Maria Jieun Hwang, Sang-Ah Lee (Seoul National University)
Hippocampus (2024)
- Abstract:
- The study tests whether the anterior hippocampus builds full-scene representations when only partial cues are given.
- Participants saw sequences of photos (objects + background), then at retrieval judged temporal order using either full scenes, only objects, or only backgrounds.
- Using fMRI, the researchers looked for shared neural patterns in the hippocampus across the partial-cue conditions
- Goals: to see if scene reconstruction happens spontaneously and whether it supports correct temporal memory retrieval.
- Findings:
- The anterior hippocampus (especially CA1/subiculum) showed similar activation patterns for object-only and background-only cues — evidence that it reconstructs a full scene from partial information.

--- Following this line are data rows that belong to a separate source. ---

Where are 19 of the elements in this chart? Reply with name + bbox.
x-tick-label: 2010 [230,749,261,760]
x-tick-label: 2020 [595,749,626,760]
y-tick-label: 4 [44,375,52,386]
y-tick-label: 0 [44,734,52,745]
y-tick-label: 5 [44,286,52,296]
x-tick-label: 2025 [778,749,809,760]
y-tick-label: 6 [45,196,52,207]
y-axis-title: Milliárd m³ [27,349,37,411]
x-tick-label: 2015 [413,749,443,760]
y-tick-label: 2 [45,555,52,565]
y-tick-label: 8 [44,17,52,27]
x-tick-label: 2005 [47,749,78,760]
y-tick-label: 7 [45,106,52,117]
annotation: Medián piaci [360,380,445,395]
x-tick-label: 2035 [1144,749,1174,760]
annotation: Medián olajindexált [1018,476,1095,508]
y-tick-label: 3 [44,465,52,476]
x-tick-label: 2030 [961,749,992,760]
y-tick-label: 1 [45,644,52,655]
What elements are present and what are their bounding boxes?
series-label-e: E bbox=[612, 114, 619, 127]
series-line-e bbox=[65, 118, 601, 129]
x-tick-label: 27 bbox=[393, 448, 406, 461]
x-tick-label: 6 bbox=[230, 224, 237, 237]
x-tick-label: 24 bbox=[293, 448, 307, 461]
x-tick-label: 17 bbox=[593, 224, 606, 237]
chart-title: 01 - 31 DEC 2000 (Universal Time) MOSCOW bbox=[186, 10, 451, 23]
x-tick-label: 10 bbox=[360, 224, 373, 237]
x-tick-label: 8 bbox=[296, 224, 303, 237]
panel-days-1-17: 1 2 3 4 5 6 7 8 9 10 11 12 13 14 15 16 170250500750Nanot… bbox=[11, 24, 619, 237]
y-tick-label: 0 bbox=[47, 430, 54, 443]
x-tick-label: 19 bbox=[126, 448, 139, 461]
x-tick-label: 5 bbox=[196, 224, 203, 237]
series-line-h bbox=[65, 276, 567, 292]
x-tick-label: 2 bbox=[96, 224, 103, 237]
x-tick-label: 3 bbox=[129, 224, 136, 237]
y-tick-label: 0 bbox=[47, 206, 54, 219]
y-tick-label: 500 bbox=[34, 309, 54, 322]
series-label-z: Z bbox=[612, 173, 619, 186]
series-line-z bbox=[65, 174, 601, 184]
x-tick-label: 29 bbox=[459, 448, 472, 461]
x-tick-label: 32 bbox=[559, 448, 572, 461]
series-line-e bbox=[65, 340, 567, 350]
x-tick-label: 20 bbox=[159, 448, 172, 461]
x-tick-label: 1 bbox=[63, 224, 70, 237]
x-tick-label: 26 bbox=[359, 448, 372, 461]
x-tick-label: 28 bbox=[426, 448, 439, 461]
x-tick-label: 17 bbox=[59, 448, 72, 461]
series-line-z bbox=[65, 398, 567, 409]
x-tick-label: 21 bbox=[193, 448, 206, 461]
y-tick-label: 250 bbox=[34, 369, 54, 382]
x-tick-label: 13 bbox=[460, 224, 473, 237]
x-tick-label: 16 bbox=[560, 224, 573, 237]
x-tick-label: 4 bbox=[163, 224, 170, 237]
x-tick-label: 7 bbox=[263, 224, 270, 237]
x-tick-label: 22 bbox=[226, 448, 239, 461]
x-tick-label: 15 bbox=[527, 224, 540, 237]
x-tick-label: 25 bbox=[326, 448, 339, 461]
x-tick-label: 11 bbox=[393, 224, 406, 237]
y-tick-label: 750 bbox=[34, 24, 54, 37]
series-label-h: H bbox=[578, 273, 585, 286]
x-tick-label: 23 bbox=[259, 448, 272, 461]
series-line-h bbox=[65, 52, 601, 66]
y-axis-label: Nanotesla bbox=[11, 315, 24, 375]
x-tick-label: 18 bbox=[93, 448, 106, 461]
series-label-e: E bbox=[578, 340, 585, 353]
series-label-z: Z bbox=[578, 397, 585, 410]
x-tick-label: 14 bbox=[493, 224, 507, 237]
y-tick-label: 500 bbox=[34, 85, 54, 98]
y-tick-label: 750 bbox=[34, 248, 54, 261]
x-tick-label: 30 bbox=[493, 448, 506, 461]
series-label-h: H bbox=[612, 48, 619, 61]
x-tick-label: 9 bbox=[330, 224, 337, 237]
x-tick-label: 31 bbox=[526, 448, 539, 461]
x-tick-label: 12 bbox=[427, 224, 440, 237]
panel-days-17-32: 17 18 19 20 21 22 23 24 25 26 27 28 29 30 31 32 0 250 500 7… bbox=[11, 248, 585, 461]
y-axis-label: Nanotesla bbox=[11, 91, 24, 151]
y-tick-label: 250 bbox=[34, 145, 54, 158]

- This “scene construction” effect occurred both during explicit temporal-order judgment and passive viewing — indicating it’s spontaneous/automatic.
- Scene-reconstruction patterns in anterior hippocampus were present only when participants correctly recalled the temporal order — linking scene construction to successful memory retrieval.
- In addition to hippocampus, a network of cortical regions (including parahippocampal cortex, precuneus and supplementary motor area) was activated and functionally connected during retrieval — suggesting coordinated scene + temporal retrieval processes.
- Conclusion
- The hippocampus supports both scene reconstruction and temporal sequence retrieval together.
- The anterior hippocampus spontaneously reconstructs full scenes from partial cues without explicit instruction and this helps successful temporal-order memory.
- Episodic memory retrieval should be viewed as a coordinated, integrated process: combining scene construction and temporal organization within a hippocampal–cortical network.